De manera que tenemos un enemigo implacable de la justicia en nuestro propio corazón. ¡Qué diligencia y qué actitud de vigilancia nos son necesarias cuando el enemigo que tenemos en el alma está dispuesto a oponerse a todo esfuerzo de nuestra parte por hacer el bien!
Si hemos de batallar exitosamente contra este enemigo interior, es importante que tengamos algún conocimiento de su naturaleza y de sus tácticas. En primer lugar, la Escritura indica que el “asiento del pecado que mora en nosotros es el corazón”. “Porque de dentro, del corazón de los hombres, salen los malos pensamientos, los adulterios, las fornicaciones, los homicidios, los hurtos, las avaricias, las maldades, el engaño, la lascivia, la envidia, la maledicencia, la soberbia, la insensatez. Todas estas maldades de dentro salen, y contaminan al hombre” (Marcos 7.21-23; véase también Génesis 6.5 y Lucas 6.45).

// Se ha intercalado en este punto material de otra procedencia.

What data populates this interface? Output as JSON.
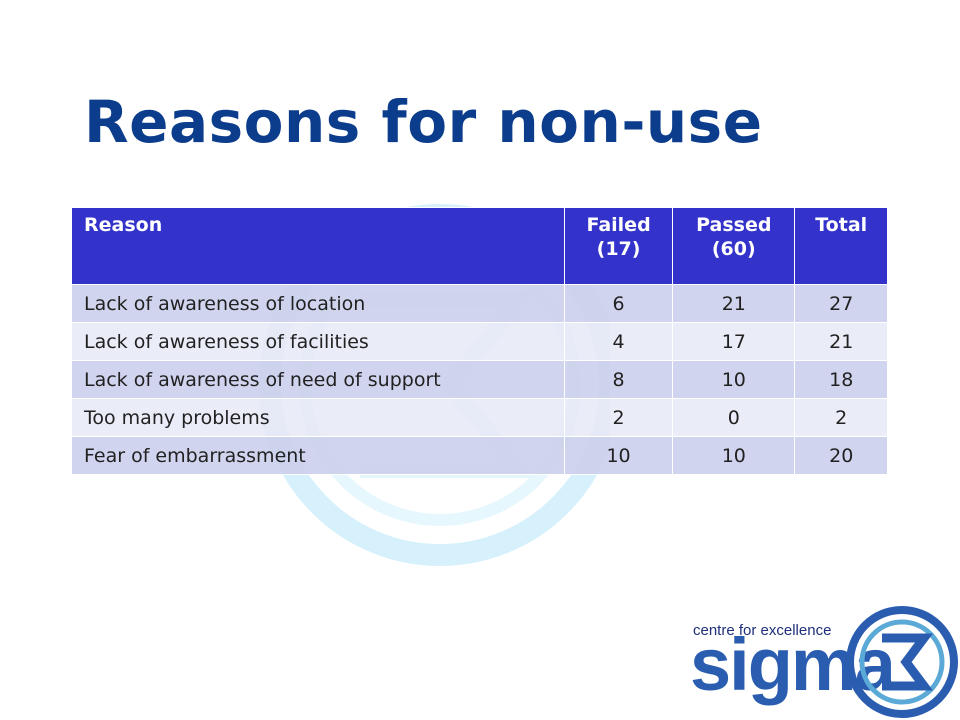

La palabra “corazón” se usa en las Escrituras de diversos modos. A veces significa la razón o el entendimiento, otras los afectos y las emociones, y también véase la voluntad. Generalmente denota el alma toda del hombre junto con todas sus facultades, no individualmente, sino en su manifestación conjunta al hacer el bien o el mal. La mente al razonar, discernir, y juzgar; las emociones cuando manifiestan agrado o desagrado; la conciencia al resolver y alertar; y la voluntad al elegir o rechazar – se denominan en conjunto corazón.
La Biblia nos aclara que el corazón es engañoso e inescrutable para todos, menos para Dios (Jeremías 17.9-10). Ni siquiera como creyentes somos capaces de conocer nuestro propio corazón (1 Corintios 4.3-5). Nadie puede discernir plenamente los motivos ocultos, las intrigas secretas, las tortuosidades de su corazón. Y en ese corazón inescrutable mora la ley del pecado. Buena parte de la fortaleza del pecado radica en esto: que luchamos con un enemigo que no podemos ubicar con precisión.
El corazón es engañoso también. Tiende a explicar, a excusar, a justificar las acciones. Nos enceguece con respecto a aspectos diversos del pecado existente en nuestra vida. Nos hace adoptar medidas que resuelven simplemente a medias el pecado en nuestra vida, o nos hace creer que el asentimiento mental a la Palabra de Dios es igual que obedecer (Santiago 1.22).
El saber que el pecado mora en nuestro corazón, y que éste es engañoso e inescrutable, tendría que servir para hacernos sumamente cautelosos. Tenemos que pedirle diariamente a Dios que examine nuestro corazón en busca de pecados que nosotros mismos no queremos o no podemos ver. He aquí el corazón de David: “Examíname, oh Dios, y conoce mi corazón; pruébame y conoce mis pensamiento; y ve si hay en mí camino de perversidad, y guíame en el camino eterno” (Salmo 139.23-24).
El medio principal de que se vale Dios para examinar nuestro corazón es su Palabra, cuando la leemos sometiéndonos al poder del Espíritu Santo. “La palabra de Dios es viva y eficaz, y más cortante que toda espada de dos filos; y penetra hasta partir el alma y el espíritu, las coyunturas y los tuétanos, y discierne los pensamientos y las intenciones del corazón” (Hebreos 4.12). Al orar a Dios pidiéndole que examine nuestro corazón, tenemos que exponernos constantemente al examen de su Palabra.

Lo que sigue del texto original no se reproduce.